BVJ – Plumes d’Anges.

12 commentaires sur “Créer…”

  1. Naline dit :

    Subtil processus de création, errements, doutes… et parfois, tout à coup, surgit une réalisation, un résultat tellement profond, tellement autre, qui me dépasse. Cela m’est arrivé… rarement… ce sont des moments très intenses.
    Ces mots me parlent beaucoup… j’ajoute ce livre à ceux de ma liste.
    Belle journée à toi !

  2. Il a fallu que j’approche des créateurs pour me rendre compte du travail qu’une oeuvre demande. Je pensais que seule l’inspiration comptait, mais non, il y a au moins trois fois plus de transpiration. Merci à eux car ils embellissent nos vies et leur donnent du piment. Belle journée à toi. Amitiés.

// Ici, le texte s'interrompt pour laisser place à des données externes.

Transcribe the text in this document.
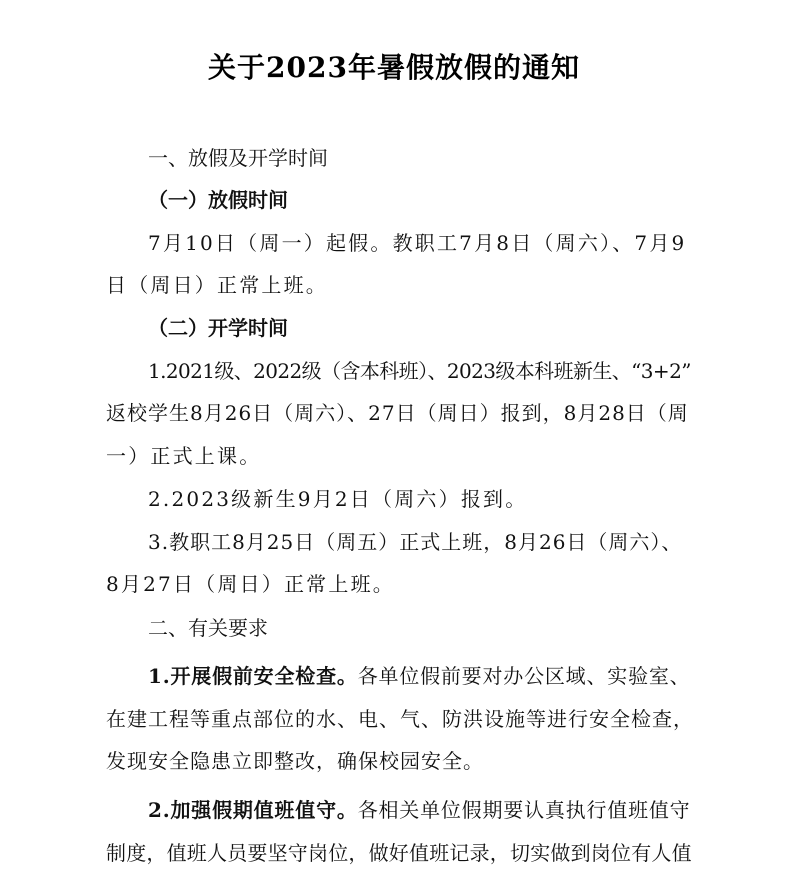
关于2023年暑假放假的通知
一、放假及开学时间
（一）放假时间
7月10日（周一）起假。教职工7月8日（周六）、7月9
日（周日）正常上班。
（二）开学时间
1.2021级、2022级（含本科班）、2023级本科班新生、“3+2”
返校学生8月26日（周六）、27日（周日）报到，8月28日（周
一）正式上课。
2.2023级新生9月2日（周六）报到。
3.教职工8月25日（周五）正式上班，8月26日（周六）、
8月27日（周日）正常上班。
二、有关要求
1.开展假前安全检查。各单位假前要对办公区域、实验室、
在建工程等重点部位的水、电、气、防洪设施等进行安全检查，
发现安全隐患立即整改，确保校园安全。
2.加强假期值班值守。各相关单位假期要认真执行值班值守
制度，值班人员要坚守岗位，做好值班记录，切实做到岗位有人值
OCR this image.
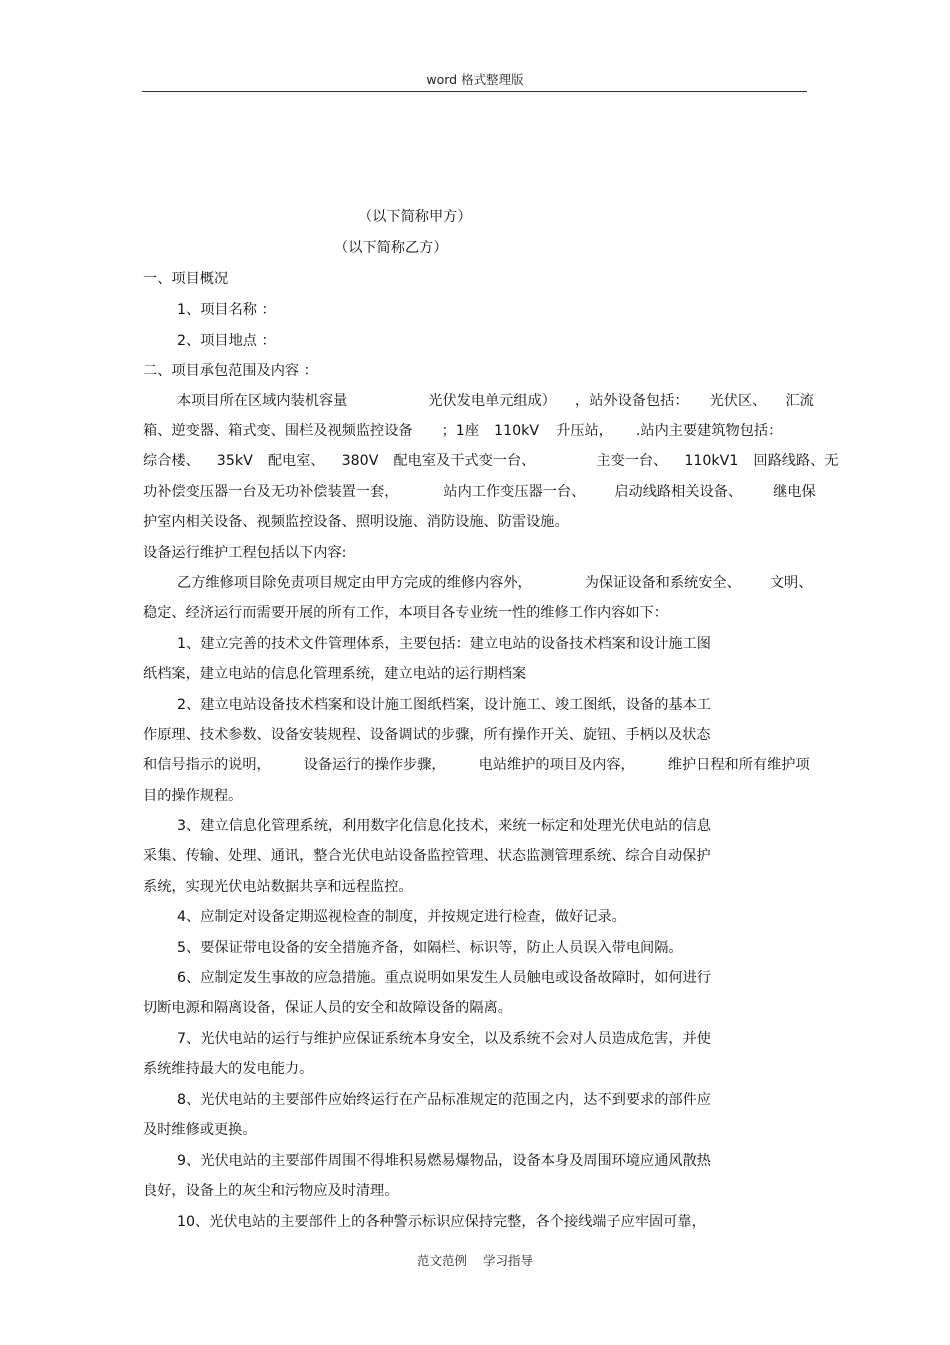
word 格式整理版

（以下简称甲方）

（以下简称乙方）

一、项目概况

1、项目名称 ：

2、项目地点 ：

二、项目承包范围及内容 ：

本项目所在区域内装机容量	光伏发电单元组成） ，站外设备包括： 光伏区、 汇流

箱、逆变器、箱式变、围栏及视频监控设备 ；1座 110kV 升压站， .站内主要建筑物包括：

综合楼、 35kV 配电室、 380V 配电室及干式变一台、	主变一台、 110kV1 回路线路、无

功补偿变压器一台及无功补偿装置一套，	站内工作变压器一台、 启动线路相关设备、 继电保

护室内相关设备、视频监控设备、照明设施、消防设施、防雷设施。

设备运行维护工程包括以下内容:

乙方维修项目除免责项目规定由甲方完成的维修内容外，	为保证设备和系统安全、 文明、

稳定、经济运行而需要开展的所有工作，本项目各专业统一性的维修工作内容如下：

1、建立完善的技术文件管理体系，主要包括：建立电站的设备技术档案和设计施工图

纸档案，建立电站的信息化管理系统，建立电站的运行期档案

2、建立电站设备技术档案和设计施工图纸档案，设计施工、竣工图纸，设备的基本工

作原理、技术参数、设备安装规程、设备调试的步骤，所有操作开关、旋钮、手柄以及状态

和信号指示的说明， 设备运行的操作步骤， 电站维护的项目及内容， 维护日程和所有维护项

目的操作规程。

3、建立信息化管理系统，利用数字化信息化技术，来统一标定和处理光伏电站的信息

采集、传输、处理、通讯，整合光伏电站设备监控管理、状态监测管理系统、综合自动保护

系统，实现光伏电站数据共享和远程监控。

4、应制定对设备定期巡视检查的制度，并按规定进行检查，做好记录。

5、要保证带电设备的安全措施齐备，如隔栏、标识等，防止人员误入带电间隔。

6、应制定发生事故的应急措施。重点说明如果发生人员触电或设备故障时，如何进行

切断电源和隔离设备，保证人员的安全和故障设备的隔离。

7、光伏电站的运行与维护应保证系统本身安全，以及系统不会对人员造成危害，并使

系统维持最大的发电能力。

8、光伏电站的主要部件应始终运行在产品标准规定的范围之内，达不到要求的部件应

及时维修或更换。

9、光伏电站的主要部件周围不得堆积易燃易爆物品，设备本身及周围环境应通风散热

良好，设备上的灰尘和污物应及时清理。

10、光伏电站的主要部件上的各种警示标识应保持完整，各个接线端子应牢固可靠，

范文范例    学习指导
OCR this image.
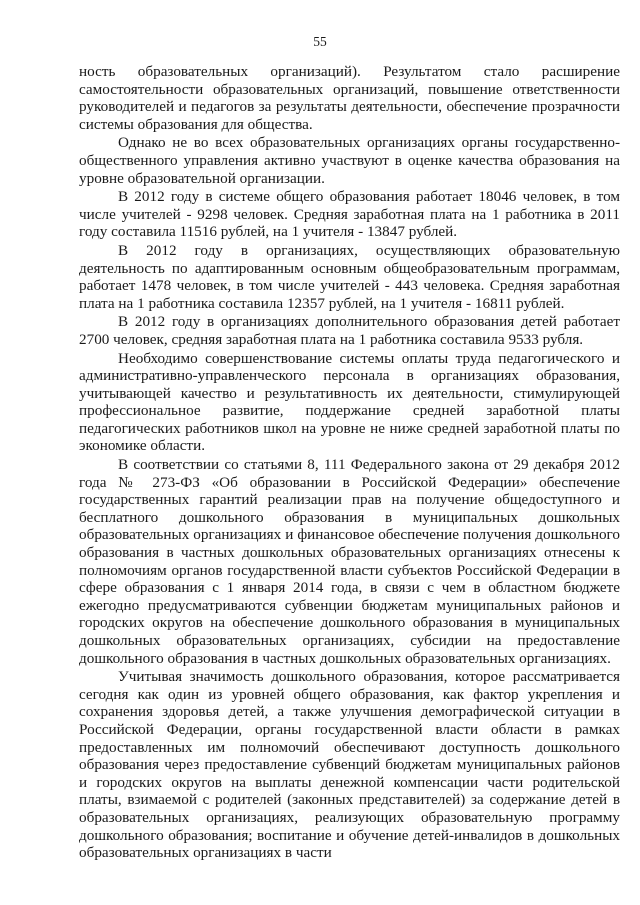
55

ность образовательных организаций). Результатом стало расширение самостоятельности образовательных организаций, повышение ответственности руководителей и педагогов за результаты деятельности, обеспечение прозрачности системы образования для общества.

Однако не во всех образовательных организациях органы государственно-общественного управления активно участвуют в оценке качества образования на уровне образовательной организации.

В 2012 году в системе общего образования работает 18046 человек, в том числе учителей - 9298 человек. Средняя заработная плата на 1 работника в 2011 году составила 11516 рублей, на 1 учителя - 13847 рублей.

В 2012 году в организациях, осуществляющих образовательную деятельность по адаптированным основным общеобразовательным программам, работает 1478 человек, в том числе учителей - 443 человека. Средняя заработная плата на 1 работника составила 12357 рублей, на 1 учителя - 16811 рублей.

В 2012 году в организациях дополнительного образования детей работает 2700 человек, средняя заработная плата на 1 работника составила 9533 рубля.

Необходимо совершенствование системы оплаты труда педагогического и административно-управленческого персонала в организациях образования, учитывающей качество и результативность их деятельности, стимулирующей профессиональное развитие, поддержание средней заработной платы педагогических работников школ на уровне не ниже средней заработной платы по экономике области.

В соответствии со статьями 8, 111 Федерального закона от 29 декабря 2012 года № 273-ФЗ «Об образовании в Российской Федерации» обеспечение государственных гарантий реализации прав на получение общедоступного и бесплатного дошкольного образования в муниципальных дошкольных образовательных организациях и финансовое обеспечение получения дошкольного образования в частных дошкольных образовательных организациях отнесены к полномочиям органов государственной власти субъектов Российской Федерации в сфере образования с 1 января 2014 года, в связи с чем в областном бюджете ежегодно предусматриваются субвенции бюджетам муниципальных районов и городских округов на обеспечение дошкольного образования в муниципальных дошкольных образовательных организациях, субсидии на предоставление дошкольного образования в частных дошкольных образовательных организациях.

Учитывая значимость дошкольного образования, которое рассматривается сегодня как один из уровней общего образования, как фактор укрепления и сохранения здоровья детей, а также улучшения демографической ситуации в Российской Федерации, органы государственной власти области в рамках предоставленных им полномочий обеспечивают доступность дошкольного образования через предоставление субвенций бюджетам муниципальных районов и городских округов на выплаты денежной компенсации части родительской платы, взимаемой с родителей (законных представителей) за содержание детей в образовательных организациях, реализующих образовательную программу дошкольного образования; воспитание и обучение детей-инвалидов в дошкольных образовательных организациях в части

Joëlle

  3. Dominique dit :

    les paroles d’un siècle se marient très bien avec les dessins d’un autre siècle, preuve que l’art n’a ni frontière ni limites

  4. J’ai visité le Musée Léonard de Vinci (en Italie).
    C’est à tomber à genoux, devant tant de créativité, et de génie.
    On y pense encore des années après…

    Merci pour ces magnifiques illustrations !

    Bises ma grande.

  5. ANNE dit :

    tiens, Fernand Pouillon, l’architecte, et ce dont il parle qui me tient à coeur: le processus de création. Et toujours e lire, vor tes illustrations, tout se tient, lié, en harmonie. quel bien, ça fait!

  6. Eve dit :

    Très jolie étude botanique de Léonard da Vinci. Quel génie ! Il s’intéressait à tout.
    Merci pour ces découvertes d’ouverture d’esprit de ces deux créateurs.
    Bises.

  7. chanchan dit :

    coucou ! peux-tu me dire où as-tu trouvé ce texte de l’architecte Pouillon ? si tu peux donner les références éditeur ? Bisous !!!!

  8. Daniel dit :

    Maturation et explosion. j’écris souvent la nuit dans mon lit( dans ma tête). Le matin je me mets à mon ordinateur et tout coule facilement.
    La création peut être aussi, à mon avis instantanée comme une fulgurance.

  9. Léa dit :

    Eh oui, c’est cette période bénie où tout est faisable en pensée(s), où tout est cogité, organisé dans le moindre détail, où tout peut aussi changer… ça prend des heures, des jours, des mois… C’est ça la création ! Bisous et merci pour ce joli texte. ♥

  10. Poussy dit :

    Dans mon travail, je connais bien cette sensation, ce moment précis où l’on sent que « la composition chante » en nous…
    Mais la création, toute récente et absolument parfaite qui m’émerveille le plus, tu la connais, …..elle s’appelle Juliette!

    Je t’embrasse Brigitte, merci de célébrer le vivant!

  11. Mathilde dit :

    Que de talents dans ces dessins de Léonard de Vinci…les lignes de Pouillon raisonnent toujours avec tant de justesse au coeur des artistes de tous les temps .
    Dès que l’ on veut mettre quelque chose en oeuvre , sans être pour autant un artiste , on fait un peu le même cheminement…Je ressens souvent cela…que ce soit avec mes pétales ..que ce soit en réalisations diverses ou en essayant d’ aligner trois mots…il y a toujours un moment , comme le dit Poussy où
     » la composition chante « …
    Plein de bises Brigitte

  12. LOU dit :

    A Saragosse, j’ai dégusté lentement les dessins de Goya. J’ai le souvenir des dessins de Léonard de Vinci en Italie. Tout est merveille.